Class imbalance is a very common problem when applying ML algorithms. Spam filtering is one such application where class imbalance is apparent. There are many more non-spam emails in a typical inbox than spam emails. The following approaches can be used to address the class imbalance problem.
- Designing an Asymmetric cost function where the cost of misclassifying a minority class is higher than the cost of misclassifying the majority class. Typically a scaling factor is assigned to the loss function terms belonging to the minority class, that can be adjusted during hyper parameter tuning. Note that the evaluation metric needs to be aligned as well to do hyper parameter tuning – for instance F1 score or AUC is a good measure over plain accuracy.

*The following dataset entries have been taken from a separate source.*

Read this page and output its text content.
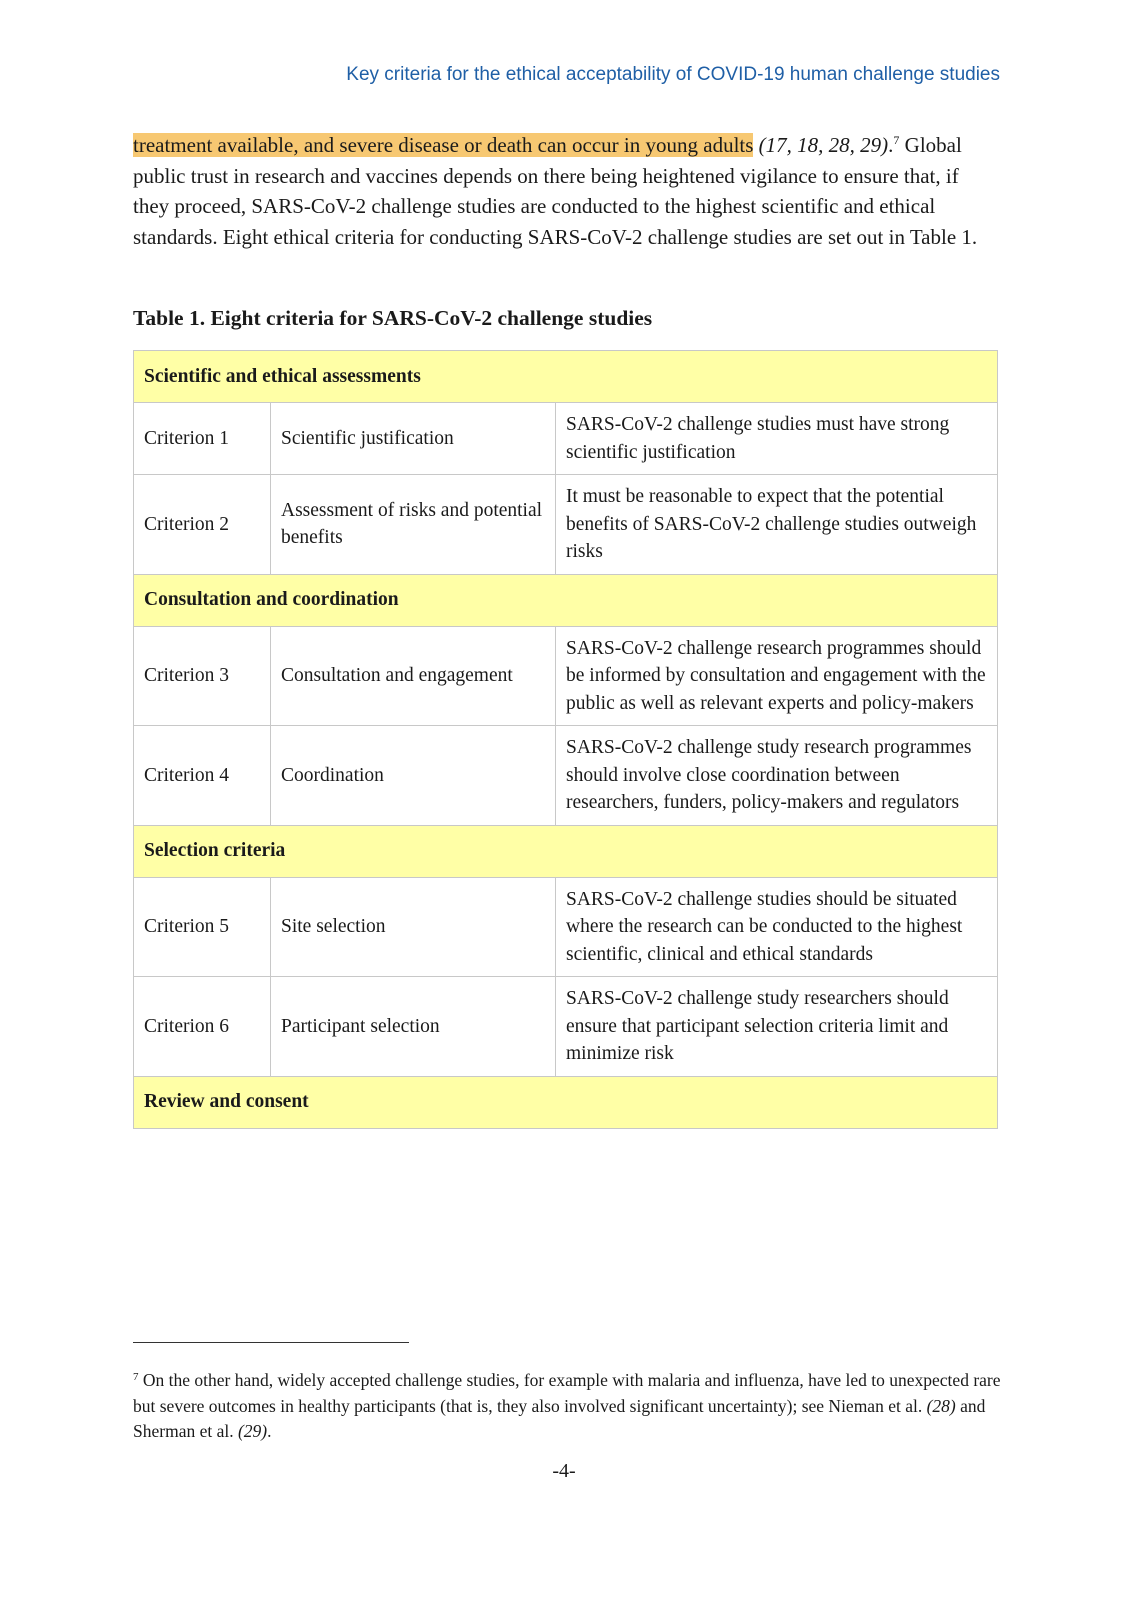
Key criteria for the ethical acceptability of COVID-19 human challenge studies

treatment available, and severe disease or death can occur in young adults (17, 18, 28, 29).$^7$ Global public trust in research and vaccines depends on there being heightened vigilance to ensure that, if they proceed, SARS-CoV-2 challenge studies are conducted to the highest scientific and ethical standards. Eight ethical criteria for conducting SARS-CoV-2 challenge studies are set out in Table 1.

Table 1. Eight criteria for SARS-CoV-2 challenge studies

Scientific and ethical assessments		
Criterion 1	Scientific justification	SARS-CoV-2 challenge studies must have strong scientific justification
Criterion 2	Assessment of risks and potential benefits	It must be reasonable to expect that the potential benefits of SARS-CoV-2 challenge studies outweigh risks
Consultation and coordination		
Criterion 3	Consultation and engagement	SARS-CoV-2 challenge research programmes should be informed by consultation and engagement with the public as well as relevant experts and policy-makers
Criterion 4	Coordination	SARS-CoV-2 challenge study research programmes should involve close coordination between researchers, funders, policy-makers and regulators
Selection criteria		
Criterion 5	Site selection	SARS-CoV-2 challenge studies should be situated where the research can be conducted to the highest scientific, clinical and ethical standards
Criterion 6	Participant selection	SARS-CoV-2 challenge study researchers should ensure that participant selection criteria limit and minimize risk
Review and consent		

$^7$ On the other hand, widely accepted challenge studies, for example with malaria and influenza, have led to unexpected rare but severe outcomes in healthy participants (that is, they also involved significant uncertainty); see Nieman et al. (28) and Sherman et al. (29).

-4-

- Under-sampling the majority class :
- Remove randomly sampled data points.
- Cluster data points and remove points from large clusters with random sampling.
- Over-sampling the minority class :
- SMOTE(Synthetic Minority Over-sampling Technique) is a popular tool for oversampling the minority class. A random vector v is selected that lies between the given sample s and any of the k nearest neighbours of s. The vector v is multiplied with a random number between 0 and 1. And this vector is added to s to give the new synthetic data point. In a way, it is making the k nearest neighbour of samples(from minority) more dense by oversampling.
- Randomly resampling data points. But remember resampling does not lead to enough independent data points to learn complex functions, but has the effect of assigning higher weight to some minority class data points.